In an orbit of radius `0.5 A^(0)` an electron revolves with a frequency of `6.25 xx 10^(15)` Hz. The magnetic induction field at its centre is

To solve the problem, we need to find the magnetic induction field (B) at the center of the orbit of an electron revolving in a circular path. We can follow these steps: ### Step 1: Convert the radius from angstroms to meters. Given: - Radius \( r = 0.5 \, \text{Å} = 0.5 \times 10^{-10} \, \text{m} = 5 \times 10^{-11} \, \text{m} \) ### Step 2: Identify the frequency of revolution. Given: - Frequency \( f = 6.25 \times 10^{15} \, \text{Hz} \) ### Step 3: Calculate the current (I) due to the revolving electron. The current can be calculated using the formula: \[ I = \text{Charge} \times \text{Frequency} \] The charge of an electron \( e = 1.6 \times 10^{-19} \, \text{C} \). Thus, \[ I = e \cdot f = (1.6 \times 10^{-19} \, \text{C}) \times (6.25 \times 10^{15} \, \text{Hz}) \] Calculating this gives: \[ I = 1.0 \times 10^{-3} \, \text{A} \] ### Step 4: Use the formula for magnetic induction (B) at the center of the circular path.

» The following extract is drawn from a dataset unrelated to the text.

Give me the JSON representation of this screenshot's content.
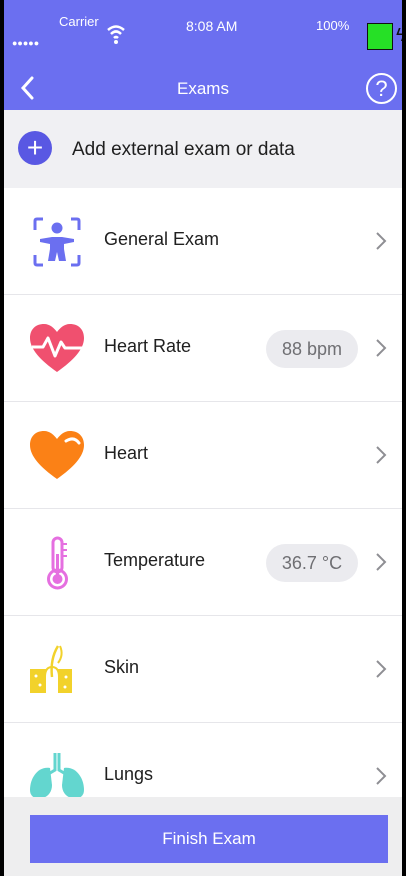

The formula for the magnetic field at the center of a circular loop carrying current is given by: \[ B = \frac{\mu_0 I}{2r} \] Where: - \( \mu_0 = 4\pi \times 10^{-7} \, \text{T m/A} \) - \( r = 5 \times 10^{-11} \, \text{m} \) Substituting the values: \[ B = \frac{4\pi \times 10^{-7} \times 1.0 \times 10^{-3}}{2 \times 5 \times 10^{-11}} \] ### Step 5: Calculate the magnetic induction (B). Calculating the above expression: \[ B = \frac{4\pi \times 10^{-10}}{10 \times 10^{-11}} = \frac{4\pi}{10} \, \text{T} \] \[ B = 0.4\pi \, \text{T} \approx 1.2566 \, \text{T} \] ### Final Answer: The magnetic induction field at the center of the orbit is approximately \( 1.2566 \, \text{T} \). ---